2009, Sweden/Denmark/Germany/Norway
Adventure, Crime, Drama, Mystery, Thriller
READ THE REVIEW AT The Desert Sun.
Extended version:
How fitting that the first book from a posthumously best selling trilogy should become reincarnated on screen as a slick murder mystery, gripping in every minute of its two-and-a-half hour run time. The Girl with the Dragon Tattoo, based on the novel Men Who Hate Women by the late Stieg Larsson, paints the dark underbelly of Stockholm and a twisted family tree with its share of poisoned branches.
Niels Arden Oplev directs the first film in the Millennium Trilogy (the second and third films, directed by Daniel Alfredson, have already been released to European audiences), and does so with a deft hand. The story launches with the trial of investigative reporter Mikael Blomkvist (who works for the Millennium magazine of the trilogy's name), found guilty of digging too deeply into a businessman's extracurricular activities. His libelous pursuit finds him on hiatus from his writing duties, but conveniently he is hired to crack open a cold case on a colder family.
The Vanger clan has held power and money for generations, but all that is lost on Henrik Vanger who is obsessed about discovering which of his kin killed his beloved niece Harriet who disappeared 40 years ago. Skeletons rattle in every closet, though it is not until Lisbeth Salander (the titular tattooed girl) comes to the journalist's aid that the dust is really shaken off of the old clues. A hacker hired to check Mikael's background, the two begin to piece together the evidence, she with her computer and he with fading archives.

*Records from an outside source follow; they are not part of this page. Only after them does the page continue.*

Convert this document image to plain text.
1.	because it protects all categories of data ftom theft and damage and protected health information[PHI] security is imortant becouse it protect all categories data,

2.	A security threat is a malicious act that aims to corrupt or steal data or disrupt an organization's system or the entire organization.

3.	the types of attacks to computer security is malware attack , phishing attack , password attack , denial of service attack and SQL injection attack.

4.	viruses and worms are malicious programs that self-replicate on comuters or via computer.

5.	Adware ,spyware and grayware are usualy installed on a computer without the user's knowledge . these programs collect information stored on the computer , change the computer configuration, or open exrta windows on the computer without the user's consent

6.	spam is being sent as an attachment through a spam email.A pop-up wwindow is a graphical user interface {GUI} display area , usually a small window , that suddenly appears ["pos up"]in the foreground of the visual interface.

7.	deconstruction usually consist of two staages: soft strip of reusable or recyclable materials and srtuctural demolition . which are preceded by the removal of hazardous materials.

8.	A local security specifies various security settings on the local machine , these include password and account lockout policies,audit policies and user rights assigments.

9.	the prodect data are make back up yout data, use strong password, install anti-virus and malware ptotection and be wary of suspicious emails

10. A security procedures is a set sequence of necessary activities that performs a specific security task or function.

Lisbeth's goth demeanor and spiked choker might lead some to assume that she will morph into a superhero, flashing deathly high kicks to her assailants at the last second. However, she is quite human, her flesh as fragile as the next, but her piercing mind stores away every assault and misdeed for future revenge. A troubled history is implied, and at 24 years old she is still bound to a legal guardian who further tortures her body and soul. It is no wonder that she holds all relationships at a distance and assesses every man she meets with severe calculations.

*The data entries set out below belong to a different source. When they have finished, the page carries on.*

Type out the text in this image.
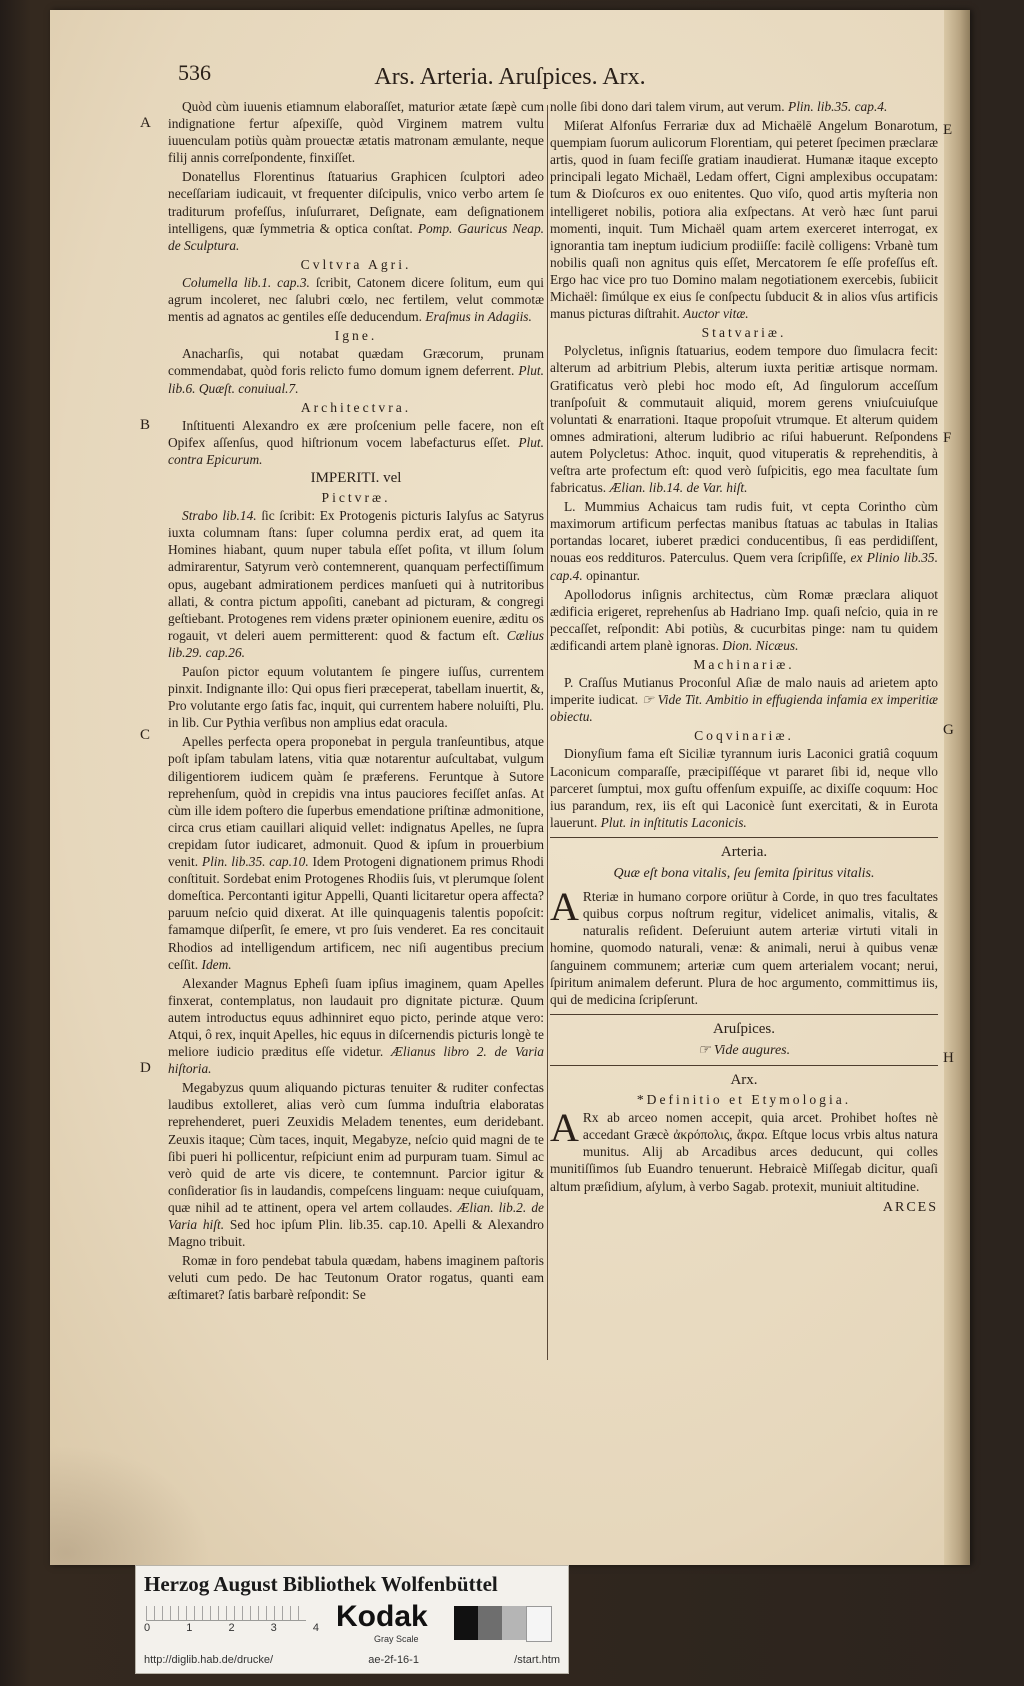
536	Ars. Arteria. Aruſpices. Arx.
A
B
C
D
E
F
G
H

Quòd cùm iuuenis etiamnum elaboraſſet, maturior ætate ſæpè cum indignatione fertur aſpexiſſe, quòd Virginem matrem vultu iuuenculam potiùs quàm prouectæ ætatis matronam æmulante, neque filij annis correſpondente, finxiſſet.

Donatellus Florentinus ſtatuarius Graphicen ſculptori adeo neceſſariam iudicauit, vt frequenter diſcipulis, vnico verbo artem ſe traditurum profeſſus, inſuſurraret, Deſignate, eam deſignationem intelligens, quæ ſymmetria & optica conſtat. Pomp. Gauricus Neap. de Sculptura.

Cvltvra Agri.

Columella lib.1. cap.3. ſcribit, Catonem dicere ſolitum, eum qui agrum incoleret, nec ſalubri cœlo, nec fertilem, velut commotæ mentis ad agnatos ac gentiles eſſe deducendum. Eraſmus in Adagiis.

Igne.

Anacharſis, qui notabat quædam Græcorum, prunam commendabat, quòd foris relicto fumo domum ignem deferrent. Plut. lib.6. Quæſt. conuiual.7.

Architectvra.

Inſtituenti Alexandro ex ære proſcenium pelle facere, non eſt Opifex aſſenſus, quod hiſtrionum vocem labefacturus eſſet. Plut. contra Epicurum.

IMPERITI. vel
Pictvræ.

Strabo lib.14. ſic ſcribit: Ex Protogenis picturis Ialyſus ac Satyrus iuxta columnam ſtans: ſuper columna perdix erat, ad quem ita Homines hiabant, quum nuper tabula eſſet poſita, vt illum ſolum admirarentur, Satyrum verò contemnerent, quanquam perfectiſſimum opus, augebant admirationem perdices manſueti qui à nutritoribus allati, & contra pictum appoſiti, canebant ad picturam, & congregi geſtiebant. Protogenes rem videns præter opinionem euenire, æditu os rogauit, vt deleri auem permitterent: quod & factum eſt. Cælius lib.29. cap.26.

Pauſon pictor equum volutantem ſe pingere iuſſus, currentem pinxit. Indignante illo: Qui opus fieri præceperat, tabellam inuertit, &, Pro volutante ergo ſatis fac, inquit, qui currentem habere noluiſti, Plu. in lib. Cur Pythia verſibus non amplius edat oracula.

Apelles perfecta opera proponebat in pergula tranſeuntibus, atque poſt ipſam tabulam latens, vitia quæ notarentur auſcultabat, vulgum diligentiorem iudicem quàm ſe præferens. Feruntque à Sutore reprehenſum, quòd in crepidis vna intus pauciores feciſſet anſas. At cùm ille idem poſtero die ſuperbus emendatione priſtinæ admonitione, circa crus etiam cauillari aliquid vellet: indignatus Apelles, ne ſupra crepidam ſutor iudicaret, admonuit. Quod & ipſum in prouerbium venit. Plin. lib.35. cap.10. Idem Protogeni dignationem primus Rhodi conſtituit. Sordebat enim Protogenes Rhodiis ſuis, vt plerumque ſolent domeſtica. Percontanti igitur Appelli, Quanti licitaretur opera affecta? paruum neſcio quid dixerat. At ille quinquagenis talentis popoſcit: famamque diſperſit, ſe emere, vt pro ſuis venderet. Ea res concitauit Rhodios ad intelligendum artificem, nec niſi augentibus precium ceſſit. Idem.

Alexander Magnus Epheſi ſuam ipſius imaginem, quam Apelles finxerat, contemplatus, non laudauit pro dignitate picturæ. Quum autem introductus equus adhinniret equo picto, perinde atque vero: Atqui, ô rex, inquit Apelles, hic equus in diſcernendis picturis longè te meliore iudicio præditus eſſe videtur. Ælianus libro 2. de Varia hiſtoria.

Megabyzus quum aliquando picturas tenuiter & ruditer confectas laudibus extolleret, alias verò cum ſumma induſtria elaboratas reprehenderet, pueri Zeuxidis Meladem tenentes, eum deridebant. Zeuxis itaque; Cùm taces, inquit, Megabyze, neſcio quid magni de te ſibi pueri hi pollicentur, reſpiciunt enim ad purpuram tuam. Simul ac verò quid de arte vis dicere, te contemnunt. Parcior igitur & conſideratior ſis in laudandis, compeſcens linguam: neque cuiuſquam, quæ nihil ad te attinent, opera vel artem collaudes. Ælian. lib.2. de Varia hiſt. Sed hoc ipſum Plin. lib.35. cap.10. Apelli & Alexandro Magno tribuit.

Romæ in foro pendebat tabula quædam, habens imaginem paſtoris veluti cum pedo. De hac Teutonum Orator rogatus, quanti eam æſtimaret? ſatis barbarè reſpondit: Se

nolle ſibi dono dari talem virum, aut verum. Plin. lib.35. cap.4.

Miſerat Alfonſus Ferrariæ dux ad Michaëlē Angelum Bonarotum, quempiam ſuorum aulicorum Florentiam, qui peteret ſpecimen præclaræ artis, quod in ſuam feciſſe gratiam inaudierat. Humanæ itaque excepto principali legato Michaël, Ledam offert, Cigni amplexibus occupatam: tum & Dioſcuros ex ouo enitentes. Quo viſo, quod artis myſteria non intelligeret nobilis, potiora alia exſpectans. At verò hæc ſunt parui momenti, inquit. Tum Michaël quam artem exerceret interrogat, ex ignorantia tam ineptum iudicium prodiiſſe: facilè colligens: Vrbanè tum nobilis quaſi non agnitus quis eſſet, Mercatorem ſe eſſe profeſſus eſt. Ergo hac vice pro tuo Domino malam negotiationem exercebis, ſubiicit Michaël: ſimúlque ex eius ſe conſpectu ſubducit & in alios vſus artificis manus picturas diſtrahit. Auctor vitæ.

Statvariæ.

Polycletus, inſignis ſtatuarius, eodem tempore duo ſimulacra fecit: alterum ad arbitrium Plebis, alterum iuxta peritiæ artisque normam. Gratificatus verò plebi hoc modo eſt, Ad ſingulorum acceſſum tranſpoſuit & commutauit aliquid, morem gerens vniuſcuiuſque voluntati & enarrationi. Itaque propoſuit vtrumque. Et alterum quidem omnes admirationi, alterum ludibrio ac riſui habuerunt. Reſpondens autem Polycletus: Athoc. inquit, quod vituperatis & reprehenditis, à veſtra arte profectum eſt: quod verò ſuſpicitis, ego mea facultate ſum fabricatus. Ælian. lib.14. de Var. hiſt.

L. Mummius Achaicus tam rudis fuit, vt cepta Corintho cùm maximorum artificum perfectas manibus ſtatuas ac tabulas in Italias portandas locaret, iuberet prædici conducentibus, ſi eas perdidiſſent, nouas eos reddituros. Paterculus. Quem vera ſcripſiſſe, ex Plinio lib.35. cap.4. opinantur.

Apollodorus inſignis architectus, cùm Romæ præclara aliquot ædificia erigeret, reprehenſus ab Hadriano Imp. quaſi neſcio, quia in re peccaſſet, reſpondit: Abi potiùs, & cucurbitas pinge: nam tu quidem ædificandi artem planè ignoras. Dion. Nicæus.

Machinariæ.

P. Craſſus Mutianus Proconſul Aſiæ de malo nauis ad arietem apto imperite iudicat. ☞ Vide Tit. Ambitio in effugienda infamia ex imperitiæ obiectu.

Coqvinariæ.

Dionyſium fama eſt Siciliæ tyrannum iuris Laconici gratiâ coquum Laconicum comparaſſe, præcipiſſéque vt pararet ſibi id, neque vllo parceret ſumptui, mox guſtu offenſum expuiſſe, ac dixiſſe coquum: Hoc ius parandum, rex, iis eſt qui Laconicè ſunt exercitati, & in Eurota lauerunt. Plut. in inſtitutis Laconicis.

Arteria.
Quæ eſt bona vitalis, ſeu ſemita ſpiritus vitalis.

A Rteriæ in humano corpore oriūtur à Corde, in quo tres facultates quibus corpus noſtrum regitur, videlicet animalis, vitalis, & naturalis reſident. Deſeruiunt autem arteriæ virtuti vitali in homine, quomodo naturali, venæ: & animali, nerui à quibus venæ ſanguinem communem; arteriæ cum quem arterialem vocant; nerui, ſpiritum animalem deferunt. Plura de hoc argumento, committimus iis, qui de medicina ſcripſerunt.

Aruſpices.
☞ Vide augures.
Arx.
*Definitio et Etymologia.

A Rx ab arceo nomen accepit, quia arcet. Prohibet hoſtes nè accedant Græcè ἀκρόπολις, ἄκρα. Eſtque locus vrbis altus natura munitus. Alij ab Arcadibus arces deducunt, qui colles munitiſſimos ſub Euandro tenuerunt. Hebraicè Miſſegab dicitur, quaſi altum præſidium, aſylum, à verbo Sagab. protexit, muniuit altitudine.

ARCES
Herzog August Bibliothek Wolfenbüttel
0	1	2	3	4 Kodak
Gray Scale
http://diglib.hab.de/drucke/	ae-2f-16-1	/start.htm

The Vangers are perfectly distanced from reality on Hedeby Island, a location with one bridge on which to arrive or escape -- a transport which was blocked on the day of Harriet's disappearance. As Mikael and Lisbeth overturn every bloody rock, they discover not one murder but many, leading them on a new quest for a serial killer who has gone unnoticed.
Slick and satisfying, the conclusion is simultaneously horrifying and believable in the scheme of events. The Girl with the Dragon Tattoo creates a gritty, dangerous world that begs to be explored, with investigators leading the way who are intelligent and credible. This dark and gnarled Swedish film is sure to garner a following in the States (it earned a 2010 Palm Springs International Film Festival Audience Award), with the hope that Lisbeth's future pursuits in parts two and three will come quickly tumbling after.